Immortality

How many of the bright names now that seem
In fame's high heaven fixed eternal spheres
Shall hold their faint reflections in the stream
Of memory ten hundred thousand years?

Who knows but we are in the night and yet
There is a universal sun to rise,
When all these twinkling stars of fame shall set,
Or fade into the nothingness of skies?

Mankind may climb the pyramid of soul,
Up by the stairflight of the centuries,
So high that they shall hear the anthems roll
Of seraphim, and see where heaven is.

And then the loud huzzas of these low times,
That send up great names, may not strike their ears,
Enraptured with the fugues of upper climes
And with the silent music of the spheres.

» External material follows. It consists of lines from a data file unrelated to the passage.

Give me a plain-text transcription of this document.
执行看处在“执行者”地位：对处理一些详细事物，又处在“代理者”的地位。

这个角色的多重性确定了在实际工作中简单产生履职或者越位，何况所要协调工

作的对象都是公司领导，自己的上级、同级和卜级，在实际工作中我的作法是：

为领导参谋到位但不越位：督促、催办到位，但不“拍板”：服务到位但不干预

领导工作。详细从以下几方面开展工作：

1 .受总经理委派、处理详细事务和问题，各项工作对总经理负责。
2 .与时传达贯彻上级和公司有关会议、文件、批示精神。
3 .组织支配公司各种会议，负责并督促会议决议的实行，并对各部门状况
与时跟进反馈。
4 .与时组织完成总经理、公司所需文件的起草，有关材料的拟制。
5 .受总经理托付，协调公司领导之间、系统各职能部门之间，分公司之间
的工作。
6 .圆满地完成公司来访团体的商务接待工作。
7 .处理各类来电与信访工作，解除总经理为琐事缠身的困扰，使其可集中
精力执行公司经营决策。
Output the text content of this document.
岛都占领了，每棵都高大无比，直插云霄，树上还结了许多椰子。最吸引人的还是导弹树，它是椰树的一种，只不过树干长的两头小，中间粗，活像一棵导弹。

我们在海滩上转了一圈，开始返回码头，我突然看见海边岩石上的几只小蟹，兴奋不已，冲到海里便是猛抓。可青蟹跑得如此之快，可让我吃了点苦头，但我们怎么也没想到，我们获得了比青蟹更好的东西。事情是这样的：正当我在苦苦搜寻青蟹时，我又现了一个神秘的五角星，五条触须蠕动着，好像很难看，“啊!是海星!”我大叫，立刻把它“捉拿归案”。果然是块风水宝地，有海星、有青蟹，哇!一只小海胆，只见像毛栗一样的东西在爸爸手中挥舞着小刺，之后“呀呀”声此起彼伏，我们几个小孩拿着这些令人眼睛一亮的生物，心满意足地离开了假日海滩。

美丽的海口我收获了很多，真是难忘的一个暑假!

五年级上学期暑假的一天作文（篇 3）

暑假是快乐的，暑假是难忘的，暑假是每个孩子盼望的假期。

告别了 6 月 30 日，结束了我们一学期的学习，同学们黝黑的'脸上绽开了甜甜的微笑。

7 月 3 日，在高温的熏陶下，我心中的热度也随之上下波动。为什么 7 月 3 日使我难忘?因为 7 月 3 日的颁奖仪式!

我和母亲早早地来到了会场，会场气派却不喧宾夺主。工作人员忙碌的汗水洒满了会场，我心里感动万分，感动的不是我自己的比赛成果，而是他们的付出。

The highest peaks of glory now that rise
May yet be whelmed rocks in that spirit-sea
On whose floodtide upfloating toward the skies
The ark of raised humanity shall be.

Names, voices, die; ay, letters that enshrine
Their corses have at last their burial-day;
But thoughts, which are their spirits, hold divine
Existence, and shall never pass away.

No drop of thought once mingled with the sea
Of soul shall perish, though it disappear;
The vapor into which it dies may be
Born into rainbow in some other year.

Or, rising in its darkness, it may swell
Some thundercloud of passion yet to loom;
For thought, of heaven born or born of hell,
Doubles itself for aye in gleam or gloom.